Now multiply this across:
- all languages
- all domains (technical, medical, biology, legal etc.)
- all spelling variations
This leads to an enormous vocabulary size, making the model large and inefficient.
Problem 2: Out-of-Vocabulary (OOV) Words
Suppose the model never saw this word during training:
electroencephalography
With word-level tokenization, the model would have no way to represent this unseen word, leading to OOV issues.
With subword tokenization:
["electro" , "encephalo" , "graphy"]
Problem 3: Names, URLs and Code Break everything
Consider this input:
Visit www.example-site.com for more info!
Or a variable name in code:
user_profile_data = fetch_data()
Here a word based tokenizer fails immediately.
Problme 4: Multilingual Text
Consider this Marathi sentence:
मला मशीन लर्निंग आवडते
There are:
- Many unique words
- Many inflected forms Here word-level tokenization becomes impractical. Subword tokenization may break it down into manageable pieces.
The core idea: Subword Tokenization
Modern LLMs use subword tokenization.
Instead of treating words as atomic units, subword tokenization breaks texts into frequently occurring pieces.
Conceptual View:
flowchart LR
A[Text Corpus] --> B[Frequent Sub-word Patterns]
B --> C[Tokenizer Vocabulary]
C --> D[Tokenization of New Text]
Notice how subword tokenization captures common roots, prefixes and suffixes.
Example:
playing, player, played, playful
All share the root sub-token:
play
This allows:
- parameter sharing
- better generalization
- fewer total tokens
Token IDs: The Language of the Model
Input Text:
Transformers scale surprisingly well
Possible Tokenizations:
[`Transform`, `ers`, `scale`, `surprising`, `ly`, `well`]
Mapped to Token IDs:
[34567, 890, 1234, 5678, 90, 4321]
At this point:
- meaning = vector relationships
- syntax = positional patterns
- language = statistics
Inside the model: Numbers Only
flowchart LR
A[Token IDs] --> B[Embedding Layer]
B --> C[Vector Representations]
C --> D[Transformer Blocks : Attention + MLP Layers]

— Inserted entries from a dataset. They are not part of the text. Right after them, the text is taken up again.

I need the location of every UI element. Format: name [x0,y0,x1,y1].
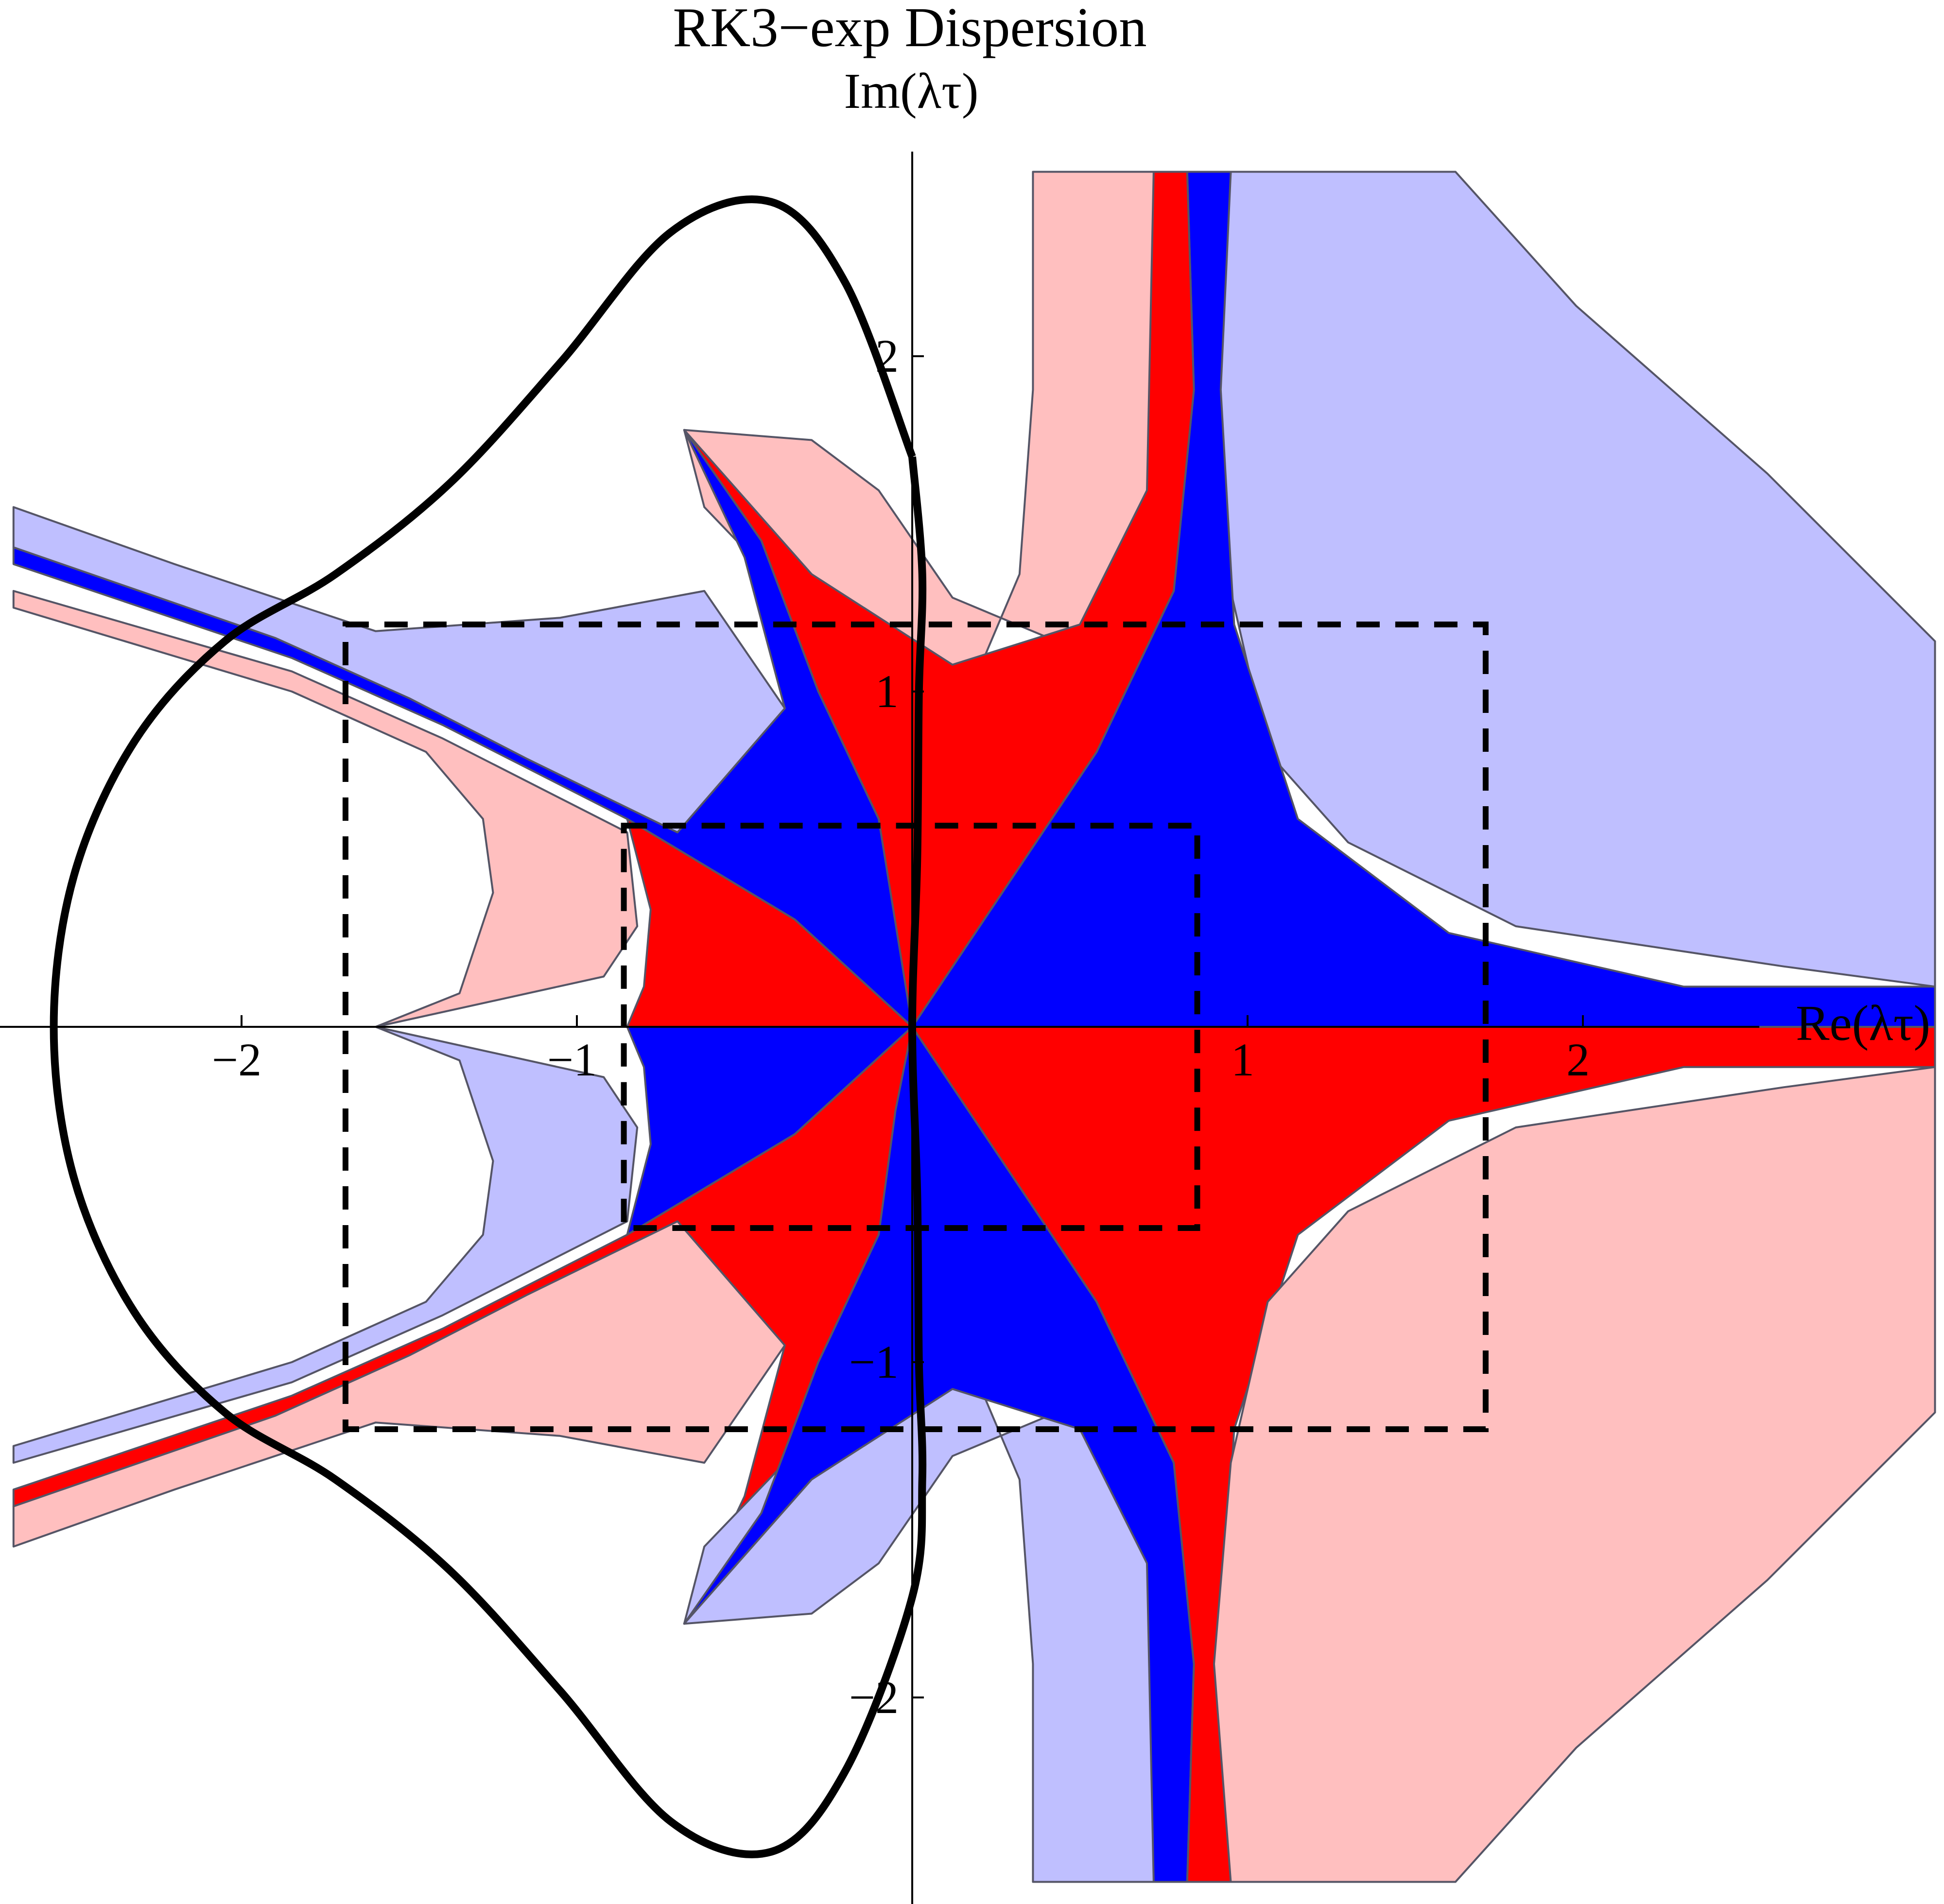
x-tick-label: 2 [1566,1034,1590,1086]
region-6 [12,590,639,1028]
x-tick-label: −1 [547,1034,597,1086]
region-15 [1213,1066,1936,1883]
y-tick-label: −1 [849,1336,899,1388]
y-axis-label: Im(λτ) [844,63,978,119]
dispersion-regions [12,171,1936,1883]
region-9 [12,1026,639,1464]
x-tick-label: 1 [1231,1034,1254,1086]
stability-boundary-curve [50,195,927,1858]
region-11 [12,1220,786,1548]
y-tick-label: 1 [875,665,899,717]
region-5 [12,506,786,833]
stability-boundary [50,195,927,1858]
x-tick-label: −2 [212,1034,261,1086]
x-axis-label: Re(λτ) [1796,995,1930,1051]
chart-title: RK3−exp Dispersion [673,0,1146,58]
tick-labels: −2 −1 1 221−1−2 [212,330,1590,1723]
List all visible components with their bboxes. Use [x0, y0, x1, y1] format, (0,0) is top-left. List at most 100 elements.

The model processes only numbers, never words. All linguistic knowledge is encoded in the learned embeddings and attention patterns.
Why Tokenization Matters
Tokenization is not just a preprocessing step – it fundamentally shapes how LLMs behave and generalize across languages and domains.
-
Cost and Latency LLMs are billed per token. More tokens = higher cost and slower responses.
-
Multilingual Fairness Some Languages require more tokens for the same meaning, making them more expensive and sometimes less accurate.
-
Reasoning Quality If a meaningful concept is spilt into many tokens, the model has to “reconstruct” it internally, which can affect reasoning.
-
Model Limits Context window limits are measured in tokens, not words. Tokenization decides how much information fits in that window.
Conclusion
Tokenization is a foundational concept in understanding how LLMs operate. By breaking text into subword tokens, models can efficiently handle vast vocabularies, generalize to unseen words, and process.